境界の話2

 前回、筆界と所有権界(占有界)の違いを書きましたが。本来は一致すべき。だから、いつも「一致してくれ」と願うのですが、そうならない場合も結構あって。その場合は話し合いになるのですが、まとまらなければ裁判ということも。ちなみに、筆界に関わる争いは境界確定訴訟、所有権に関する争いは所有権確認訴訟と別れています。

 最近はAIに聞けば何でも教えてくれます。「時効」って聞いたことありますか。ドラマで、殺人犯が逃げまくって、何年後かの真夜中午前0時に「時効だ」と言って喜んでいるシーンを見たことがあります。これは消滅時効というもの。一定期間権利(この場合は起訴)が行使されないと、その権利が消滅してしまう制度です。なんでこんな制度があるんでしょうか。理由として、「時の経過とともに、証拠が散逸してしまい、立証することが困難になる」や「時の経過とともに、被害者を含め社会一般の処罰感情等が希薄化する」、「犯罪後、犯人が処罰されることなく日時が経過した場合には、そのような事実上の状態が継続していることを尊重すべき(→法的安定性の確保)」等が言われています。ちなみに、殺人事件の時効期間は、昔は15年だったらしいのですが、その後25年になり、2010年には期間が撤廃(→無期限)されました。もう、ドラマにできませんね。

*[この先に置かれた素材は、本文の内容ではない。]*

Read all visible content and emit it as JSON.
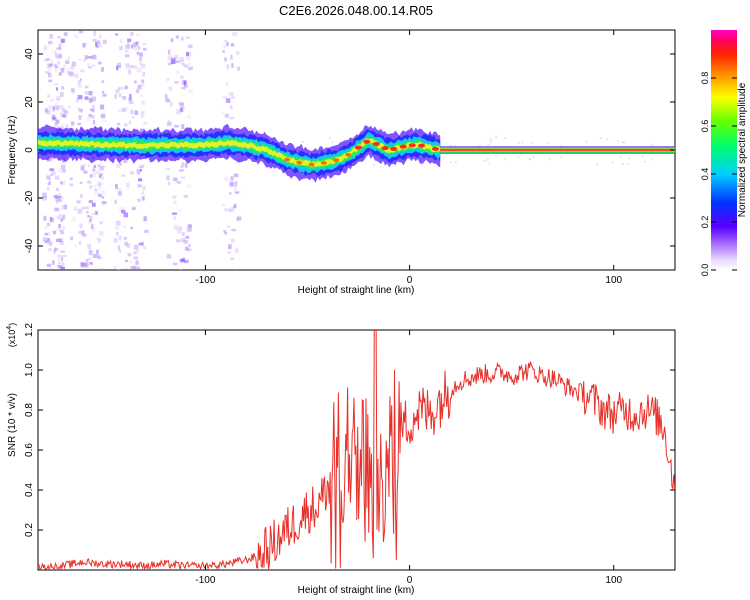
{
  "title": "C2E6.2026.048.00.14.R05",
  "chart_data": [
    {
      "type": "heatmap",
      "name": "spectrogram",
      "xlabel": "Height of straight line (km)",
      "ylabel": "Frequency (Hz)",
      "xlim": [
        -182,
        130
      ],
      "ylim": [
        -50,
        50
      ],
      "xticks": [
        -100,
        0,
        100
      ],
      "yticks": [
        -40,
        -20,
        0,
        20,
        40
      ],
      "ridge": {
        "description": "dominant frequency vs height",
        "x": [
          -180,
          -160,
          -140,
          -120,
          -100,
          -90,
          -80,
          -75,
          -70,
          -65,
          -60,
          -55,
          -50,
          -45,
          -40,
          -35,
          -30,
          -25,
          -20,
          -15,
          -10,
          -5,
          0,
          5,
          10,
          15,
          130
        ],
        "y": [
          3,
          2.5,
          2,
          2,
          2,
          3,
          2,
          1,
          0,
          -2,
          -4,
          -5,
          -6,
          -6,
          -5,
          -4,
          -2,
          1,
          4,
          2,
          0,
          1,
          2,
          2,
          1,
          0,
          0
        ]
      },
      "colorbar": {
        "label": "Normalized spectral amplitude",
        "range": [
          0,
          1
        ],
        "ticks": [
          "0.0",
          "0.2",
          "0.4",
          "0.6",
          "0.8"
        ]
      }
    },
    {
      "type": "line",
      "name": "snr",
      "xlabel": "Height of straight line (km)",
      "ylabel": "SNR (10 * v/v)",
      "yscale_label": "(x10",
      "yscale_exp": "4",
      "xlim": [
        -182,
        130
      ],
      "ylim": [
        0,
        1.2
      ],
      "xticks": [
        -100,
        0,
        100
      ],
      "yticks": [
        "0.2",
        "0.4",
        "0.6",
        "0.8",
        "1.0",
        "1.2"
      ],
      "color": "#e8302a",
      "series": {
        "x": [
          -182,
          -170,
          -160,
          -150,
          -140,
          -130,
          -120,
          -110,
          -100,
          -90,
          -80,
          -75,
          -70,
          -65,
          -60,
          -55,
          -50,
          -45,
          -40,
          -35,
          -30,
          -25,
          -20,
          -18,
          -15,
          -12,
          -10,
          -5,
          0,
          5,
          10,
          15,
          20,
          25,
          30,
          35,
          40,
          45,
          50,
          55,
          60,
          65,
          70,
          75,
          80,
          85,
          90,
          95,
          100,
          105,
          110,
          115,
          120,
          125,
          130
        ],
        "y": [
          0.01,
          0.02,
          0.04,
          0.03,
          0.03,
          0.02,
          0.03,
          0.02,
          0.02,
          0.03,
          0.05,
          0.07,
          0.1,
          0.15,
          0.2,
          0.25,
          0.3,
          0.32,
          0.42,
          0.55,
          0.6,
          0.55,
          0.62,
          0.4,
          0.5,
          0.6,
          0.62,
          0.7,
          0.75,
          0.8,
          0.78,
          0.85,
          0.9,
          0.95,
          0.96,
          0.98,
          0.98,
          0.99,
          0.97,
          0.99,
          1.0,
          0.97,
          0.96,
          0.93,
          0.9,
          0.88,
          0.85,
          0.8,
          0.78,
          0.8,
          0.78,
          0.8,
          0.78,
          0.7,
          0.4
        ]
      }
    }
  ]
}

 消滅時効とは逆で取得時効なる制度もあります。これが実は、土地と関係があるんです。民法には「20年間、所有の意思をもって、平穏に、かつ、公然と他人の物を占有した者は、その所有権を取得する。(162条1項)」なる条文があります。どういうことか。大雑把に言うと、他人の土地であっても20年間、誰からも文句を言われず我が物顔で使い続けることができれば、その土地はあなたのものになる、といった感じ。何を言ってくれるん、と思いますが、先述の法的安定性の確保を尊重された結果でしょうか。ネットやAIでも簡単に調べられるので、まれに、時効だ、と言われる方がおられます。でもね、時効って、原則、裁判で主張するようなことですからね。それとね、今度は刑法で、「他人の不動産を侵奪した者は、10年以下の拘禁刑に処する。(235条の2:不動産侵奪罪)」なる条文もあります。時効だと主張して裁判して、逆に、不動産侵奪罪で反訴されたら。公訴時効の問題もありますが、しっかりした根拠のもとで争わないと大変なことになるかも。

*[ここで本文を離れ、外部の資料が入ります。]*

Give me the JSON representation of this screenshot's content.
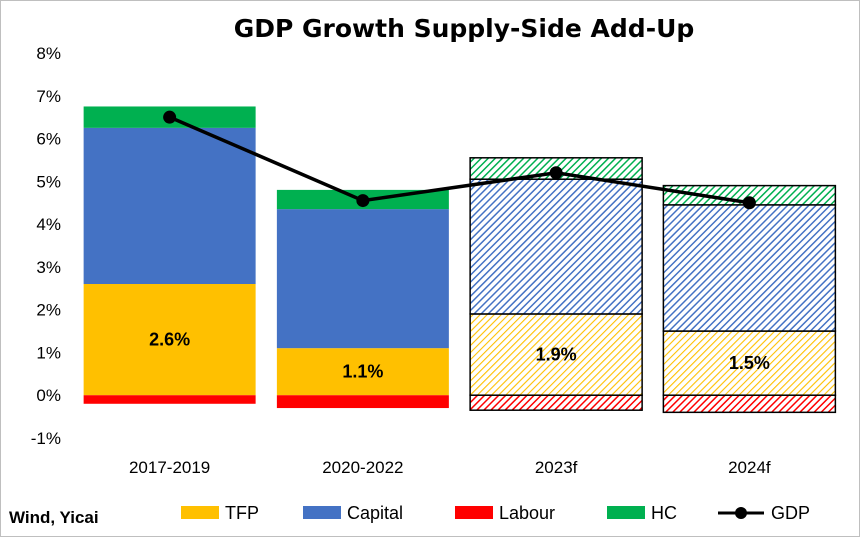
{
  "chart_data": {
    "type": "bar",
    "title": "GDP Growth Supply-Side Add-Up",
    "source": "Wind, Yicai",
    "categories": [
      "2017-2019",
      "2020-2022",
      "2023f",
      "2024f"
    ],
    "forecast": [
      false,
      false,
      true,
      true
    ],
    "series": [
      {
        "name": "TFP",
        "color": "#ffc000",
        "values": [
          2.6,
          1.1,
          1.9,
          1.5
        ]
      },
      {
        "name": "Capital",
        "color": "#4472c4",
        "values": [
          3.65,
          3.25,
          3.15,
          2.95
        ]
      },
      {
        "name": "Labour",
        "color": "#ff0000",
        "values": [
          -0.2,
          -0.3,
          -0.35,
          -0.4
        ]
      },
      {
        "name": "HC",
        "color": "#00b050",
        "values": [
          0.5,
          0.45,
          0.5,
          0.45
        ]
      }
    ],
    "line": {
      "name": "GDP",
      "color": "#000000",
      "values": [
        6.5,
        4.55,
        5.2,
        4.5
      ]
    },
    "data_labels": [
      "2.6%",
      "1.1%",
      "1.9%",
      "1.5%"
    ],
    "y_ticks": [
      "-1%",
      "0%",
      "1%",
      "2%",
      "3%",
      "4%",
      "5%",
      "6%",
      "7%",
      "8%"
    ],
    "ylim": [
      -1,
      8
    ],
    "legend_position": "bottom",
    "grid": false
  }
}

でもね、それよりも、もしこれがお隣さん同士だった場合、勝った負けた云々、2度と仲良くなんてできないですよね。回覧板や掃除当番の引継、どうしますか。子供が、孫が、お友達になったらどうしますか。だから、まずは冷静になりましょう。これが大事。泣き寝入りしろと言っているのではありません。物事は大局的に考えないと。冷静になれば、何が大事か分かります。その上で、どう対応されるかをじっくり考えましょう。第3者の客観的な意見を聞くのも大事ですよ。